Martedì, 11 Agosto, 2020

Pensioni e riforme. Le ultime novità ad oggi 23 settembre 2016

Domani Italicum e confronto tra Governi Renzi e Sindacati quali conseguenze potrebbero avere per novità per le pensioni Domani Italicum e confronto tra Governi Renzi e Sindacati quali conseguenze potrebbero avere per novità per le pensioni
Evangelisti Maggiorino | 23 Settembre, 2016, 16:15

Quattordicesima mensilità: durante l'incontro tra i Sindacati ed il Governo si era raggiunto l'accordo sull'erogazione nel corso del 2017 di una mensilità in più per favorire le categorie di pensionati più svantaggiate, in primis si era deciso di estendere il provvedimento a tutti i pensionati che percepivano meno di 750 euro lordi mensili, ma negli ultimi giorni il governo ha fatto sapere che è stato aumentato il numero degli interessati, attualmente potevano beneficiare della quattordicesima tutti coloro che percepivano una pensione fino a 750 euro al mese, ora invece rientrano anche tutti i pensionati che percepiscono una pensione fino a 1.000 € mensili.

"Il ministro Poletti ha dichiarato che occorrono alcuni approfondimenti sul tema delle pensioni prima dell'incontro del 27 settembre con i sindacati".

L'anticipo sarà gratuito per i disoccupati e i lavoratori in condizioni disagiate e la rata di ammortamento dovrebbe essere azzerata per le pensioni che arrivano a 1.200 euro netti. L'Onorevole Damiano ritiene che l'ottava salvaguardia sarà quella definitiva ed è indispensabile. Ma a chi conviene veramente approfittare dell'Ape per la pensione anticipata? Il Presidente Damiano ha ricordato che ci sono alcuni punti critici della riforma.

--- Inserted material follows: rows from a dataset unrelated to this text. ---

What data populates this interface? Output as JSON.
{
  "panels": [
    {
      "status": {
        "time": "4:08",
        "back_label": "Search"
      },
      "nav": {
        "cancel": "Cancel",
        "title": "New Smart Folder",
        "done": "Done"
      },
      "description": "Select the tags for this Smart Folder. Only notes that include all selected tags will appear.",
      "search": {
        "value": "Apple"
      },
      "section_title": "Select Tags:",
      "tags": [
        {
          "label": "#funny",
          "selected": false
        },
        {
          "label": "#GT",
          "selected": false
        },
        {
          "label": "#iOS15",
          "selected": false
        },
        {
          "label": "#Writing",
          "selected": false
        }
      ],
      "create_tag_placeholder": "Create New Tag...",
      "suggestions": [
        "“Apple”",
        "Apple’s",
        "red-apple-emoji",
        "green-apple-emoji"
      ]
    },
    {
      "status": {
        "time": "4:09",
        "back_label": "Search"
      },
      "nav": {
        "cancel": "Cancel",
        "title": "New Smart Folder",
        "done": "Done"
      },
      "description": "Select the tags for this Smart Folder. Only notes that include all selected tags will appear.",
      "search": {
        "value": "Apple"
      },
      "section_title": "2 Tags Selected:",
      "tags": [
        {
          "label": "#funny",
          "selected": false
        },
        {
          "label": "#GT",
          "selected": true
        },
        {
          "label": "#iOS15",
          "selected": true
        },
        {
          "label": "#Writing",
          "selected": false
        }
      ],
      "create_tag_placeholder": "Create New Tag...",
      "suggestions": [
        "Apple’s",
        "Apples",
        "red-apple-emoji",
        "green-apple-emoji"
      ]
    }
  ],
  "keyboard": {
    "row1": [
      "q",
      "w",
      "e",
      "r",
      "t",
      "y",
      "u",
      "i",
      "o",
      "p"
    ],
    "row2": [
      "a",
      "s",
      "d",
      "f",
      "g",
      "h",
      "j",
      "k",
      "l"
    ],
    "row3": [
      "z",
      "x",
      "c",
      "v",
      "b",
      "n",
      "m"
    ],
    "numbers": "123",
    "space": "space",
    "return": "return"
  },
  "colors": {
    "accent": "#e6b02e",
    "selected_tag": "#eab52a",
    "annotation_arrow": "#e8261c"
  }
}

Non c'è solo Ape e quattordicisima sul tavolo delle trattative, c'è anche il blocco della speranza di vita, il bonus dei lavoratori precoci, la ricongiunzione dei contributi, la perequazione delle pensioni e la questione dei lavoratori precoci. Si tratta di un vero e proprio "prestito", da ripagare con trattenute sul proprio cedolino pensione, che permetterà a chi avrà compiuto i 63 anni di poter richiedere un anticipo pensionistico fino a 3 anni e sette mesi rispetto alla prima data disponibile di accesso alla pensione prevista dalla legge Fornero del 2011. L'onere dell'operazione è a carico del lavoratore che per ogni anno di anticipo dovrà farsi carico di una penalizzazione del 5-6% (per arrivare anche al 20-25% di penalizzazione con l'anticipo massimo di 3 anni e 7 mesi). L'Ape, infatti, consente l'uscita anticipata dal lavoro a fronte di un prestito contratto con un ente di credito: la pensione anticipata, in questo modo, rischia di comportare per chi ne volesse usufruire dei sacrifici difficilmente sopportabili che scoraggerebbero il ricorso alla stessa. L'Ape verrà introdotta, per il momento, in via sperimentale per i prossimi due anni ma sarà valida per tutti i lavoratori, dipendenti e autonomi.